Grieving the past, anticipating the future
Students expressed both nostalgia for the intimacy and trust of their former schools and enthusiasm about opportunities at the new campus.
Several Creative Arts students mourned the trust they’d enjoyed at their previous location. Senior Ayshon Brown said there, students could simply ask to use the bathroom instead of having to arrange for a pass at the new campus. Brown said his parents and grandparents, CHS alums, were sad about the changes. “But they don’t go here anymore,” he said.
Creative Arts classmate Paison Boyd said he felt like “we have lost our school spirit. Before, we were like a family.”
At the same time, Nazir Dale, who attends Brimm and plays on the football team with students from the other three academies, craves more opportunities to come together.

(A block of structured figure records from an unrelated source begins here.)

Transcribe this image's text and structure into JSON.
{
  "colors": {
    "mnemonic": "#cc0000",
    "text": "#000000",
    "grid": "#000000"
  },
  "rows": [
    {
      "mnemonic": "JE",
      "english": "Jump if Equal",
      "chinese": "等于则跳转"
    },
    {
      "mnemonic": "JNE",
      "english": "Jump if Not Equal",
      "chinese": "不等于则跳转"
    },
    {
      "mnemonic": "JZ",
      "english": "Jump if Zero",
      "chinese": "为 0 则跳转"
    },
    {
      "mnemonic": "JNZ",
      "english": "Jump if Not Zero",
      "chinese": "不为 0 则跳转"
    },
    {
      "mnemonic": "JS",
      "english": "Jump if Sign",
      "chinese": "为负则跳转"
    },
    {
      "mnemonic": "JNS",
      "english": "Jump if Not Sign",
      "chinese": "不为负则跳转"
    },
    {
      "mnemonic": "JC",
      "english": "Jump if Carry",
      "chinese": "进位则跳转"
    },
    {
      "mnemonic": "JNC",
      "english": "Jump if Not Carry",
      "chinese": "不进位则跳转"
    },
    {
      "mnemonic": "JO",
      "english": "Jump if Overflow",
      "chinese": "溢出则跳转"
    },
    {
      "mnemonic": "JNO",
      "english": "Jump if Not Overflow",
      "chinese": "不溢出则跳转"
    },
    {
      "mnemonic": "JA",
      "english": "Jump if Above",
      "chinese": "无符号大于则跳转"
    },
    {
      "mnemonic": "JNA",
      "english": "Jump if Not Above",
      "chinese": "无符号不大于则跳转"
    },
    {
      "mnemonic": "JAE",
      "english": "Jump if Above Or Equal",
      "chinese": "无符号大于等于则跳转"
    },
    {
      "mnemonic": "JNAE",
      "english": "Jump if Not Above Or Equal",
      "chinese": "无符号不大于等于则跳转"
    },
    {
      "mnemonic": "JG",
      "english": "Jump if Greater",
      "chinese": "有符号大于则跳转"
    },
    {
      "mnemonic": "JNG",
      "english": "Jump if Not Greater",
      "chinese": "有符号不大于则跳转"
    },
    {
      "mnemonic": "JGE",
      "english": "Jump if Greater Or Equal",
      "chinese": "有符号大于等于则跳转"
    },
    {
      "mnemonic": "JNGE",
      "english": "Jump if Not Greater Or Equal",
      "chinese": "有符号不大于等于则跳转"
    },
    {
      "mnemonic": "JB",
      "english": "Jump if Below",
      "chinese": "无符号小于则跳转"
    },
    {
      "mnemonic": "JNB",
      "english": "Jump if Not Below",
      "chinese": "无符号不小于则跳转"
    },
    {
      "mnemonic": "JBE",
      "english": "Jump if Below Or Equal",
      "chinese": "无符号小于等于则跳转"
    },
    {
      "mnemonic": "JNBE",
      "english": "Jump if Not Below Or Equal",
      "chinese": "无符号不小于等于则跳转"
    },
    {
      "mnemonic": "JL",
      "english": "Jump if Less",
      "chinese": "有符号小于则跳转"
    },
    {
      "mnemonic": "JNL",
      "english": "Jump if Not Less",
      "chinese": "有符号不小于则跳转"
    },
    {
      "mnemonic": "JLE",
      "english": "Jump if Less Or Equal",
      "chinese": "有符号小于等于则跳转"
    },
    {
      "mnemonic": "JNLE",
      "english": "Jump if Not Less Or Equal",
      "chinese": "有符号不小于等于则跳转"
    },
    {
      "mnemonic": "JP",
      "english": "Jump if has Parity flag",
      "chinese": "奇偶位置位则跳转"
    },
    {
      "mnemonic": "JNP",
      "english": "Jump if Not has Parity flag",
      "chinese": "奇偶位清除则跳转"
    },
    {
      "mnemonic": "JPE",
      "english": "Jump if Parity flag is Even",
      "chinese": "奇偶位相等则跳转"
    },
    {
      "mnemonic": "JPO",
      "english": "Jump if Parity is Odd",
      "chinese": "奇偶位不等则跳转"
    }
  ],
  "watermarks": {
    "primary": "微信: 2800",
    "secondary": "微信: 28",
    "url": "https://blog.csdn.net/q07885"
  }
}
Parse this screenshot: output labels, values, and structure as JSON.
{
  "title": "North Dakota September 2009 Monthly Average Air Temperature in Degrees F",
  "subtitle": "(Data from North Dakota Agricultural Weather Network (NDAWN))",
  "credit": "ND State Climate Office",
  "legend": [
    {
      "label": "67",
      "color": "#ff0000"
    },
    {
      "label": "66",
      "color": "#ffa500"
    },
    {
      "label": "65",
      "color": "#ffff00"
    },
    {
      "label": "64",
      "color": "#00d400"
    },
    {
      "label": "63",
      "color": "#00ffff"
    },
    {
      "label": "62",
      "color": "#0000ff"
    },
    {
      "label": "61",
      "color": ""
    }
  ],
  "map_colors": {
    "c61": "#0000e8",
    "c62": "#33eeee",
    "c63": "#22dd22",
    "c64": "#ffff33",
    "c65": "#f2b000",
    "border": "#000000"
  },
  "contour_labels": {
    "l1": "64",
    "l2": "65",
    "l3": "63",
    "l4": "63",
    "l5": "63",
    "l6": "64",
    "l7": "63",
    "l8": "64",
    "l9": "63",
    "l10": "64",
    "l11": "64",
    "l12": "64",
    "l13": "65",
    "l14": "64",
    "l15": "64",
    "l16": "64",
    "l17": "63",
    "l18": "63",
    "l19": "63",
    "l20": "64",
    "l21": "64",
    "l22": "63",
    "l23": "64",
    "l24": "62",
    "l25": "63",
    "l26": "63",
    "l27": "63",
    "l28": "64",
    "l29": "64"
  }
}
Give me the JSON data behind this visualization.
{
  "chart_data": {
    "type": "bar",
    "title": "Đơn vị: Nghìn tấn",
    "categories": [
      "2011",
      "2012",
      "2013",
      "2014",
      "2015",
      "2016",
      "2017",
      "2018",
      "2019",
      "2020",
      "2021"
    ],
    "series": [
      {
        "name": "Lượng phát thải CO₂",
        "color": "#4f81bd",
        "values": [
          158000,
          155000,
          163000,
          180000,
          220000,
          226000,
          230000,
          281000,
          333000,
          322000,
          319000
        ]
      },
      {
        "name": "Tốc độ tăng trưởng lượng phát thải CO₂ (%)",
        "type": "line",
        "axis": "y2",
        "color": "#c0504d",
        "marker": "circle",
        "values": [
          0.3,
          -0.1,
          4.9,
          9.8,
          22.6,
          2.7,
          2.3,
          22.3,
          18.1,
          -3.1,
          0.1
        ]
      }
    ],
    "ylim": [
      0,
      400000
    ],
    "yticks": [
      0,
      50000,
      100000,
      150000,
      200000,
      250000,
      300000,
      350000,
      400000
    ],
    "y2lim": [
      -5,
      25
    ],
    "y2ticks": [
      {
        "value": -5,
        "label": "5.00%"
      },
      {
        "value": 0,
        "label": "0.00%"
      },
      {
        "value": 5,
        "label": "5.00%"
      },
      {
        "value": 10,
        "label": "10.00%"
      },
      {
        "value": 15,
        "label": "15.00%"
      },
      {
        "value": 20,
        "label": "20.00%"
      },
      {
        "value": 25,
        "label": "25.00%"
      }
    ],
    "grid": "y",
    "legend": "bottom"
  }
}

Dale’s mother, Samali Dale, said her son was disappointed to find that the academies would rarely be sharing lunches and will hold separate proms.
After three years of scrambling to use other gyms in the city while the campus was under construction, Creative Arts student and Camden High varsity basketball player Cian Medley said his nationally-ranked team was “really excited” about having their own gym again.
But the emphasis on sports during the campus’ August reopening celebration — where the basketball achievements of CHS alum and current Camden Mayor Vic Carstarphen were described in detail from the podium by fellow alum and former cheerleader McCombs — was not appreciated by everyone.
“All they talked about is sports,” said CHS senior Conrad Montes. “What about the academic excellence that comes out of Camden High?”
CHS alum Norman Alston, a star athlete and former Camden High coach who graduated in 1983, said the new campus undermines his achievements. “I’m a Hall of Famer in Camden High,” he said. “I’m not a Hall of Famer in this new school.” Alston said his alma mater is being treated like “a stepson” in his own house, and he wondered how unity could be achieved when the students are in the same school but “wearing different colors.”
Other alumni expressed gratitude for the modern facility, while still grieving the loss of the original Gothic “Castle on the Hill,” which had been placed on Preservation New Jersey’s list of 10 most endangered buildings in 2017 before it was demolished.
Seniors like Montes and Gattis — who said he is facing a “most hectic” senior year as he takes SATs, applies for financial aid, and prepares for college during a pandemic — realize they will not be around long enough to appreciate the campus’ full potential.
“We’re trying to do all this when the school isn’t fully in order,” Gattis said.
He imagines that in the future, students may be able to take classes at the other academies, which McCombs has said is part of her long-term vision; and he acknowledges “the great new electives” available at the campus.
“The next group of kids,” he said, “will probably be able to try all of it.”